When my brother was recovering from his first round of chemo for intestinal cancer, he put on a lot of weight. He was 45 years old, six feet tall and he blimped up to almost 300 pounds.
My mother was unhappy about it. She was worried, of course, that weight gain was unhealthy but that's now how she chose to address the issue: She was distressed at his appearance--she had always been concerned about our weight gain during my brother's and my childhoods--and asked me to tell my brother that he should lose weight. I, in wisdom gained from my own battle over pudginess as a little girl, refused to do it. My operating principle: No one who has gained a hefty amount of unwanted weight gets up in the morning, peers into a full-length mirror and says, "Dang, I look good!" (My brother may, in fact, have felt that weight gain was a sign the illness was in recession.)

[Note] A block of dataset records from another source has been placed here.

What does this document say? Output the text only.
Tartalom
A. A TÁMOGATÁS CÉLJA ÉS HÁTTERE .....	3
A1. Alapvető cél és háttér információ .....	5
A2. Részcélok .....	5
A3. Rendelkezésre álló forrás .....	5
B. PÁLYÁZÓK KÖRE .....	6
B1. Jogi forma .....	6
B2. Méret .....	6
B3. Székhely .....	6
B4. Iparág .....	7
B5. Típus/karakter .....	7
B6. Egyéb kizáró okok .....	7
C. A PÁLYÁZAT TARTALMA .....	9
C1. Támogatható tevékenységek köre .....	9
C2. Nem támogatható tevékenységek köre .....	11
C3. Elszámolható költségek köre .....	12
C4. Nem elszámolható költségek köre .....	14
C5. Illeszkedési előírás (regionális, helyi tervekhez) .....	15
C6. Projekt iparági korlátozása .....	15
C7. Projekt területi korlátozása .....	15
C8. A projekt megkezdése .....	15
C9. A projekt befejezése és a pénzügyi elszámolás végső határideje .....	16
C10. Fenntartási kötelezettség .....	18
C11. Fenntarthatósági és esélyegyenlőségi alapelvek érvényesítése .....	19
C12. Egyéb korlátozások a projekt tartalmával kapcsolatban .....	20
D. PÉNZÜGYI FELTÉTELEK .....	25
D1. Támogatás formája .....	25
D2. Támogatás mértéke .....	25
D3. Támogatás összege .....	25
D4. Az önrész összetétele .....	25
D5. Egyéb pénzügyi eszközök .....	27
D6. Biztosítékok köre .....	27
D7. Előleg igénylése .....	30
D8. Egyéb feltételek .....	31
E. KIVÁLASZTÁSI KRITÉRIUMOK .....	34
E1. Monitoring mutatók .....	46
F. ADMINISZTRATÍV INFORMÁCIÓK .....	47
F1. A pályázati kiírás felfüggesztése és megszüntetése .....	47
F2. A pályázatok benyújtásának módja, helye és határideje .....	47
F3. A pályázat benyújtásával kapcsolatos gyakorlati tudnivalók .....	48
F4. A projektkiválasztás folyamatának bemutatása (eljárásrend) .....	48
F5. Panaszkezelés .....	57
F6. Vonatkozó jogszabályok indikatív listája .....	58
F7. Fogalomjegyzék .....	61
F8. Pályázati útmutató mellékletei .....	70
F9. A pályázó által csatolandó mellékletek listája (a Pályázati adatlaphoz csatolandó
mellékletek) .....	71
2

I share that anecdote because it touches on an issue many of us face: What do we do when our grown kids "let themselves go" by gaining too much weight, dressing in a sloppy way, failing to groom their hair, letting a beard become unkempt or something along those lines. It's hard to watch and the pandemic may have exasperated the issue. I have friends whose daughter and son-in-law have not cut their hair and he hasn't shaved since the 2020 quarantine set in. They live a three-hour plane ride away and when my friends fly there for a semi-annual visit, they admit it takes a lot of self-control to zip their lips and say nothing.
One reason to keep our commentary to ourselves (or to limit our whining about it to close friends) is what I realized about my brother: He was not unaware of how he looked at 50+ pounds but by calling attention to it we are not adding useful information.
Another reason: It won't do any good. Our kids are no longer living under our roof or purview. We are not in control of their bodies, appearance, food intake or shaving habits.
But the biggest reason is this: It's bound to alienate our child. Plus, if there's an underlying cause behind the unappealing appearance, we would show a lack of empathy, support or understanding. Here's a case in point straight from the annals of Carolyn Hax:
A mother writes that her daughter has gained 40 pounds since she quit her "high-paying" job to stay home with her two elementary-age kids. The mother says she has "made some comments "about her daughter's appearance" and since then her daughter has cut way back on in-person visits and stayed offscreen when the mother zoom-chats with her grandkids. Did she, the mother wants to know, "really screw up that bad?"
"Apparently so," Hax writes, noting that the daughter's weight gain might be a signal that she's struggling, and the mom's response is, "I'll say. You look like crap.” Beyond the chastisement, Hax adds these insights into what might be going on here.
So the first step in making amends with your daughter is a reckoning with yourself. Have you done this before — have you missed her inner struggles because you couldn't get past the surface? Have you hurt her when she needed help? Have you done it a lot, a little, just this once?
Apologizing to your daughter is still the second step, regardless — but since its quality will directly reflect the quality of your introspection, save it for when you're ready to assume the full scope of the responsibility for whatever you did wrong. Do so even if you believe she has overreacted, because .... your job right now isn't to be accurate, it's to be self-aware, humble, and sorry for real.